Il était né à Nancy, dans la rue des Quatre-Eglises, le 11 octobre 1721, Son père, d’une bonne famille de robe, le destina au barreau et lui fit fréquenter l’université de Pont-à-Mousson. Dès sa première jeunesse, Chevrier marqua les plus heureuses dispositions, pour la littérature surtout ; nature ardente, emportée, ouverte à tout et saisissant tout avec passion, mais donnant des inquiétudes par son irrésistible penchant à la satire : il indiquait dès lors le pamphlétaire qu’il devait être un jour. Déjà aussi il affichait cette haine des femmes qui ne le quitta jamais. Il méprisait les femmes, il les exécrait, tout en les aimant, et même beaucoup trop.

Les violences de son caractère ne connaissaient pas de frein. A Nancy, on le vit entrer au Palais de justice, le 26 août 1740, l’épée au côté et, dans la Grand’salle, souffleter l’un des plus anciens avocats, Me François. Au reste, médiocrement assidu au barreau, occupé qu’il était à des satires contre les dames de la ville. Pourvu qu’elles fussent jeunes et jolies, il les prenait en horreur et les attaquait particulièrement. Il les mit au théâtre en des comédies dont il donna des représentations publiques. Satires que nous ne possédons plus, mais dont on devine le ton par celles que Chevrier publia dans la suite :

a Mademoiselle Gaussin, de la Comédie-Française, a eu treize cent soixante-douze amans, dont on a les noms..., » on imagine le reste.

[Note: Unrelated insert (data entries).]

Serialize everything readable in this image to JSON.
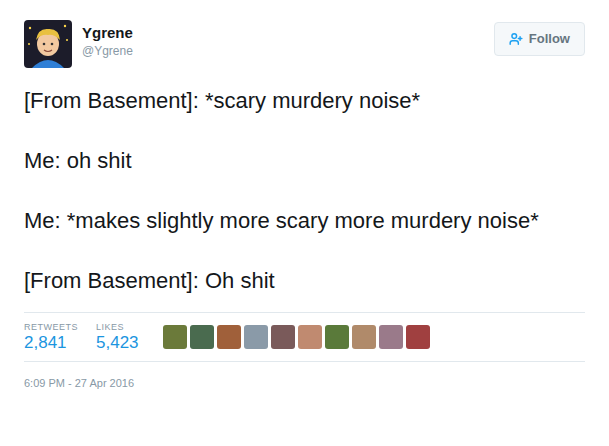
{
  "user": {
    "name": "Ygrene",
    "handle": "@Ygrene"
  },
  "follow_button": {
    "label": "Follow"
  },
  "tweet": {
    "paragraphs": [
      "[From Basement]: *scary murdery noise*",
      "Me: oh shit",
      "Me: *makes slightly more scary more murdery noise*",
      "[From Basement]: Oh shit"
    ]
  },
  "stats": [
    {
      "label": "RETWEETS",
      "value": "2,841"
    },
    {
      "label": "LIKES",
      "value": "5,423"
    }
  ],
  "liker_avatars": [
    {
      "color": "#6b7a3a"
    },
    {
      "color": "#4a6b4f"
    },
    {
      "color": "#a0603a"
    },
    {
      "color": "#8a9aa8"
    },
    {
      "color": "#7a5a5a"
    },
    {
      "color": "#c08a70"
    },
    {
      "color": "#5a7a3a"
    },
    {
      "color": "#b08a6a"
    },
    {
      "color": "#9a7a8a"
    },
    {
      "color": "#a04040"
    }
  ],
  "timestamp": "6:09 PM - 27 Apr 2016"
}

Un des nombreux ennemis, que Chevrier se fera par ses écrits, dira de lui : « Il a des griffes jusque dans les yeux. » L’auteur de la Chevriade le dépeindra ainsi :

« Il était d’un ton olivâtre, rehaussé d’un rouge de vin plus foncé, déjà tout bourgeonné ; il avait l’œil couvert d’un sourcil épais, étincelant et qui semblait distiller du poison ; » faisant d’ailleurs lui-même trophée de son goût pour les pamphlets :


La satire embellit les plus simples propos
Et l’admiration est le style des sots.